Celtic-Plus, an industry-driven European research initiative, has introduced a new product looking at how to deliver multiple Gigabit of bandwidth over copper pairs based on G.fast technology.
Dubbed the Gigabits Over the Legacy Drop (GOLD) project, the group plans to initiate the second version of the G.fast standard and increase its usability in dense city areas. It said that the goal of the project is to develop alternative backhaul options based on copper by forgoing fiber access.
By leveraging the existing copper network for backhaul, the group said it could help telcos realize "significant" cost reductions, particularly within dense urban areas in Europe.

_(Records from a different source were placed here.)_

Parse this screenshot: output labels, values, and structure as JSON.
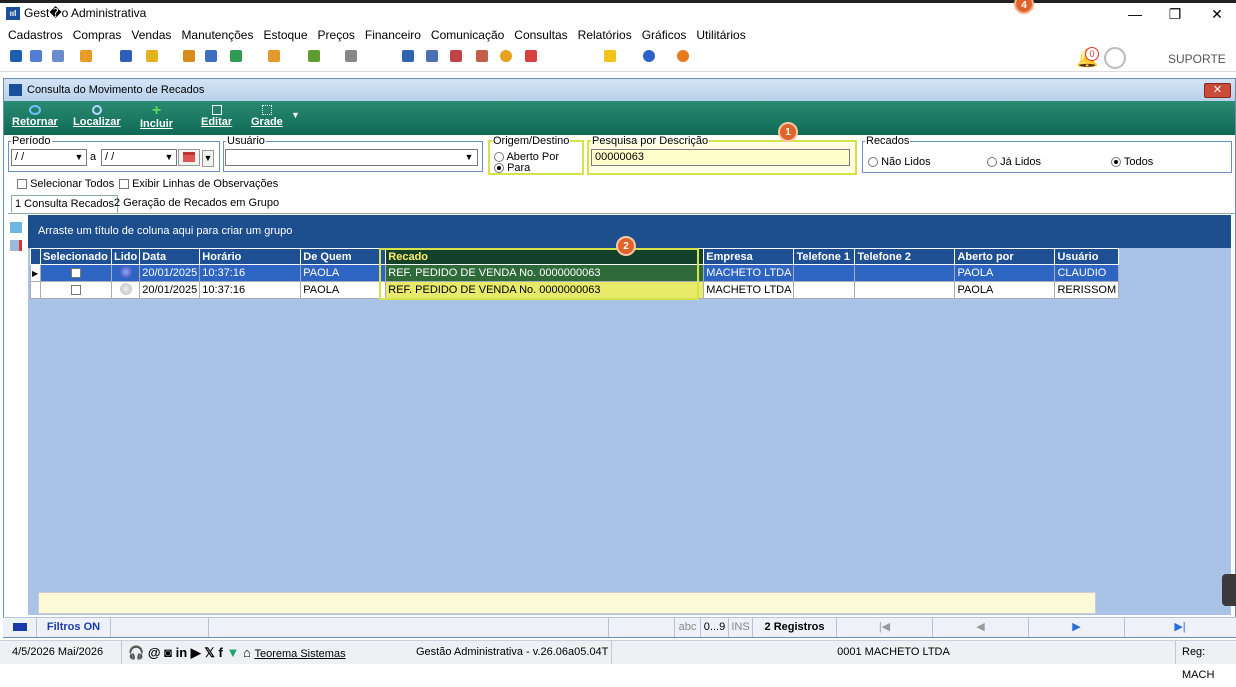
{
  "window": {
    "title": "Gest�o Administrativa",
    "badge": "4"
  },
  "menu": [
    "Cadastros",
    "Compras",
    "Vendas",
    "Manutenções",
    "Estoque",
    "Preços",
    "Financeiro",
    "Comunicação",
    "Consultas",
    "Relatórios",
    "Gráficos",
    "Utilitários"
  ],
  "topright": {
    "suporte": "SUPORTE",
    "bell_badge": "0"
  },
  "inner": {
    "title": "Consulta do Movimento de Recados",
    "close": "✕",
    "actions": [
      {
        "label": "Retornar",
        "color": "#6fc3ff"
      },
      {
        "label": "Localizar",
        "color": "#b8d6ff"
      },
      {
        "label": "Incluir",
        "color": "#5fd65f"
      },
      {
        "label": "Editar",
        "color": "#ffffff"
      },
      {
        "label": "Grade",
        "color": "#ffffff"
      }
    ]
  },
  "filters": {
    "periodo_legend": "Período",
    "date_from": " / /",
    "date_sep": "a",
    "date_to": " / /",
    "usuario_legend": "Usuário",
    "usuario_value": "",
    "origem_legend": "Origem/Destino",
    "origem_opt1": "Aberto Por",
    "origem_opt2": "Para",
    "pesquisa_legend": "Pesquisa por Descrição",
    "pesquisa_value": "00000063",
    "recados_legend": "Recados",
    "recados_opt1": "Não Lidos",
    "recados_opt2": "Já Lidos",
    "recados_opt3": "Todos",
    "selecionar_todos": "Selecionar Todos",
    "exibir_linhas": "Exibir Linhas de Observações",
    "badge1": "1",
    "badge2": "2"
  },
  "tabs": [
    "1 Consulta Recados",
    "2 Geração de Recados em Grupo"
  ],
  "grid": {
    "group_hint": "Arraste um título de coluna aqui para criar um grupo",
    "columns": [
      "Selecionado",
      "Lido",
      "Data",
      "Horário",
      "De Quem",
      "Recado",
      "Empresa",
      "Telefone 1",
      "Telefone 2",
      "Aberto por",
      "Usuário"
    ],
    "rows": [
      [
        "",
        "",
        "20/01/2025",
        "10:37:16",
        "PAOLA",
        "REF. PEDIDO DE VENDA No. 0000000063",
        "MACHETO LTDA",
        "",
        "",
        "PAOLA",
        "CLAUDIO"
      ],
      [
        "",
        "",
        "20/01/2025",
        "10:37:16",
        "PAOLA",
        "REF. PEDIDO DE VENDA No. 0000000063",
        "MACHETO LTDA",
        "",
        "",
        "PAOLA",
        "RERISSOM"
      ]
    ]
  },
  "status": {
    "filtros": "Filtros ON",
    "abc": "abc",
    "num": "0...9",
    "ins": "INS",
    "registros": "2 Registros",
    "nav_first": "|◀",
    "nav_prev": "◀",
    "nav_next": "▶",
    "nav_last": "▶|"
  },
  "bottom": {
    "date": "4/5/2026 Mai/2026",
    "brand": "Teorema Sistemas",
    "version": "Gestão Administrativa - v.26.06a05.04T",
    "company": "0001 MACHETO LTDA",
    "reg": "Reg: MACH"
  }
}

GOLD is building on the HFCC/G.fast project, which demonstrated throughput of nearly 1 Gbps per copper pair at 100 meters, and up to 170 Mbps per copper pair at 480 meters, on a 16-pair standard cable.
By exploring a second version of the G.fast standard working at higher frequencies, the group said GOLD will drive G.fast into multiple-gigabit copper access rates.
The GOLD consortium has already had input from a number of major European telcos, including BT, Orange, Telefonica and TNO, all of which conducted lab trials of the technology.
Beginning this summer, BT will begin G.fast pilots in two UK cities, Huntingdon and Gosforth, with around 4,000 business and home connections. During an earlier trial it conducted in September, BT said it achieved downstream speeds of about 800 Mbps and upstream speeds of over 200 Mbps. On longer lines of 66 meters, a distance that it says encompasses about 80 percent of such connections, the telco reported speeds of around 700/200 Mbps.
The GOLD consortium consists of 12 companies from eight countries including service providers BT, Orange SA; equipment vendors ADTRAN GmbH, Alcatel-Lucent, Ericsson AB, Sagemcom and Telnet Redes Inteligentes SA; chip vendors Marvell Semiconductors and Sckipio Technologies; and researchers at Lund University and TNO. The project is being coordinated by Lund University.
GOLD said that the 3-year project began in January 2015 and will run until December 2017.
G.fast itself has been gaining a lot of attention and momentum over the past year. In December, the G.fast standard gained final approval from the International Telecommunications Union (ITU).